PSA Peugeot Citroën, the automobile company, was struggling to drive consumers to its showroom. Ranked ninth globally in terms of production, the company had recently taken a billion-Euro bailout, and was in the process of plotting a return to the U.S. market after nearly 20 years. The company was marketing aggressively in Europe, its primary market, but seeing little in terms of increased foot traffic at dealerships.

One executive spoke about her results with the media saying, “We have multiple agencies. Every time we meet with them, their recommendation is to spend more money. So we raise our budget. But the only ones making any money are the agencies themselves. We just aren’t selling enough cars.”

This is a common refrain among marketers, and was the main concern for other top executives of PSA Groupe. It is natural to equate increased marketing spend with improved sales results, but in a world where consumers are hard to identify and convince, Peugeot knew it would take more than increased spending to reignite conversation and consideration for the brand.

Samir El Hammami, manager of Peugeot Citroën’s digital marketing team, had an abundance of website data on consumers who came to PSA sites to browse inventory and use the custom car configuration tool to build and price auto models — but consumers visiting the site often left before they were fully

engaged. Site “dwell times” were down, and most consumers left the website without requesting more information.

For most auto retailers, an in-person dealership visit was the ultimate signal of intent; drivers that Peugeot could persuade to move from site visitor to test driver were much more likely to purchase. How could Samir use real-time people data to personalize the consumer’s experience on mobile and web properties?

Samir thought a more real-time application of people data could create stickier web experiences with

the brands and result in more test drives. “My goal was to capture and analyze every interaction on the site — by car type, color, specification, and price — and use it to improve the number of consumers

signing up for a test drive, which was my most critical performance metric,” said Samir. “It hadn’t really been done before, so it would require a big leap.”

The challenge was connecting PSA’s unique and granular customer segmentation with the most relevant content, and delivering those experiences in the moment through the car company’s customer content management system. This effort focused on the Peugeot, Citroën and DS brands. We analyzed user behavior, activities, and events as they occurred in the users’ browsers and computed microsegments and user affinities for various attributes — make, model, color, type, etc. — in real time.

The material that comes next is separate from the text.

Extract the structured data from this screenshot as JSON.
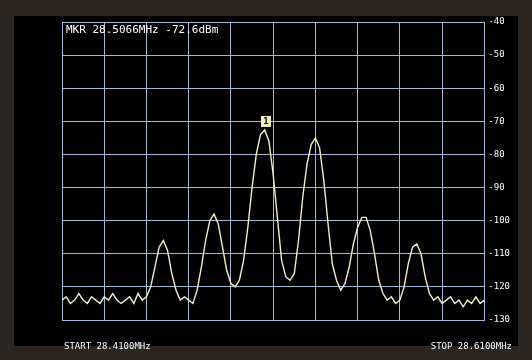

How could we compute all this information in a world where milliseconds mattered and browser-server round trips were too time-consuming? We met the challenge by putting the core affinity computation module into the browser and caching and updating it periodically, according to the frequency with which the user engaged with PSA’s content.

In essence, we enabled PSA to give the user on the other side of the screen an experience tuned perfectly to their interests. A data-mining technique, frequent pattern analysis, identified patterns from a large data set. Frequent pattern analysis is a great complement to A/B testing, a method many marketers already use, to compare the effectiveness of certain web pages or advertisements in a controlled experimental design. Here, frequent pattern analysis gave Peugeot the ability to test multiple hypotheses at once and reduce the amount of creative testing required so that the company could give its users a narrower, more promising array of options.